Not only is a patch reversible, it’s rotatable! This excites me because it means a series of patches could be linked up while going in different directions and still look coolly consistent. Freeform-bitmappy, chic, powerfully versatile design-wise. A gazillion options are possible for other wearable shapes and kinds of projects. It’s like each patch is a fashionable “bit” for infinite design “pixels”.
Put a Cuff on It
I’m unreasonably inspired by putting sleeve cuffs on a ruana. I like how it feels to wear it, how it updates the look, and how easy it is to do.

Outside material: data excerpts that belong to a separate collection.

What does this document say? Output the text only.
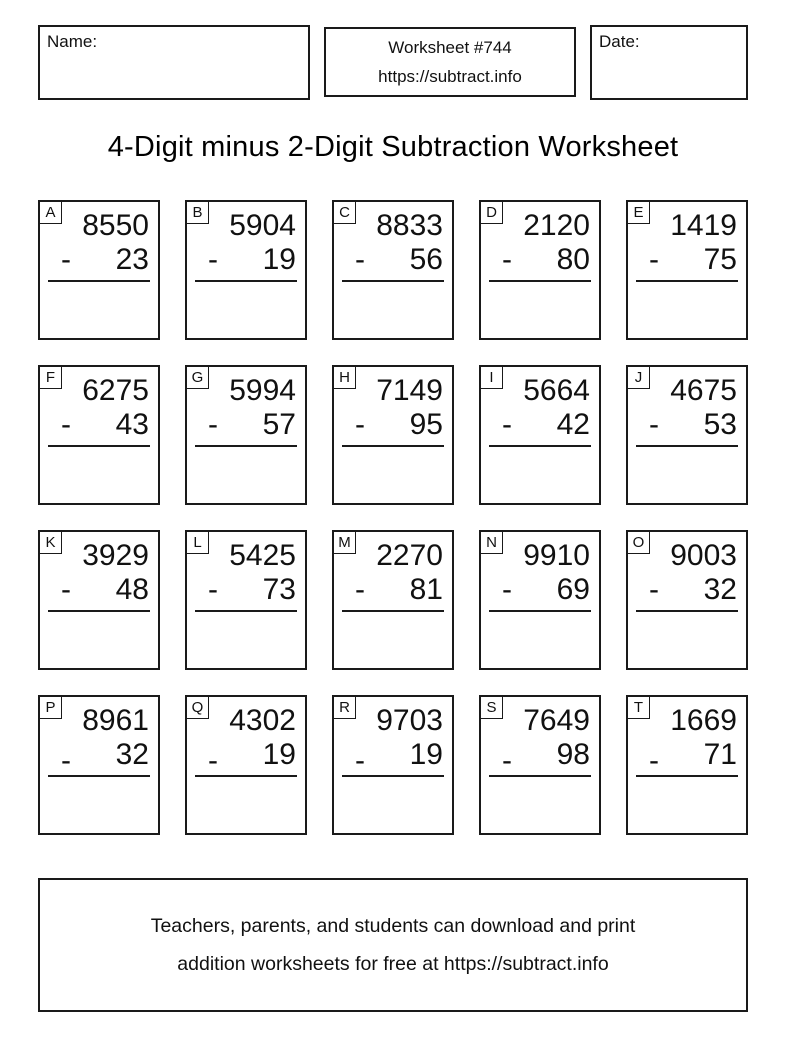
Name:	Worksheet #744
https://subtract.info
Date:
4-Digit minus 2-Digit Subtraction Worksheet
A 8550
- 23
B 5904
- 19
C 8833
- 56
D 2120
- 80
E 1419
- 75
F 6275
- 43
G 5994
- 57
H 7149
- 95
I 5664
- 42
J 4675
- 53
K 3929
- 48
L 5425
- 73
M 2270
- 81
N 9910
- 69
O 9003
- 32
P 8961
- 32
Q 4302
- 19
R 9703
- 19
S 7649
- 98
T 1669
- 71
Teachers, parents, and students can download and print
addition worksheets for free at https://subtract.info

It’s a trendy effect I’ve wanted to explore since seeing it so much in Pinterest.
The Yarn Choice
Speaking as both a designer and a yarn provider, I’m very pleased with how the design and yarn go together. (I never really know if that will be the case.) YES I always want to have new crochet patterns for DesigningVashti Lotus yarn, and to show off new colors of it. For example, the new Orange Luxe color inspired the Mamruana.
Yarn-me will ask designer-me to tinker with the final pattern because it needn’t use quite this much yarn—approx. 525 grams or 1350 yds.
As a designer I always need a good design reason for choosing one yarn over another. So, of course I fantasize about other yarns too. Besides the sport weight (CYC #2) Lotus, I think thinner yarns (lace wt./CYC #0 and fingering/CYC #1) would be wonderful; I swatched some for the CAL. I keep picturing a wool or alpaca blend as a generous cowl, for example. What about fine crochet thread for a scarf, panels of a skirt, etc. Beads?!
My takeaways from using Lotus for this Mamruana:
- Its sheen combined with its drape is key to the whole effect! (That “I want to wear it to holiday parties and dance in it” effect.) Check out the stitch close up at right.
- For Lotus designs I tend to vacillate between using a G-6 and G-7 (4mm, 4.5mm) crochet hook size. I used a G-7 for Mamruana. For larger sizes at least, I’m thinking it should be a G-6. Probably not an F-5 (3.75m) but I’ll investigate.
- The color range of Lotus is a significant element in its “just one more strip!” crocheting fun and visual impact. I’d need an inspiring color range in any yarn I use for this.
Mamruana as a Downloadable Pattern?
I’ve learned that you never know what it will be like to write up a design until you’re in too deep, but I’m not worried about this one. No red flags. Nothing that would require a video to be understandable. Unlike, say, a Bosnian color-pooled moebius.
It’s so Plus-sizable. Good Plus Size patterns are another thing I always want more of in my shop.
A nice thing about this CAL is that I wrote up the main pattern in sections and created visual aids as we went.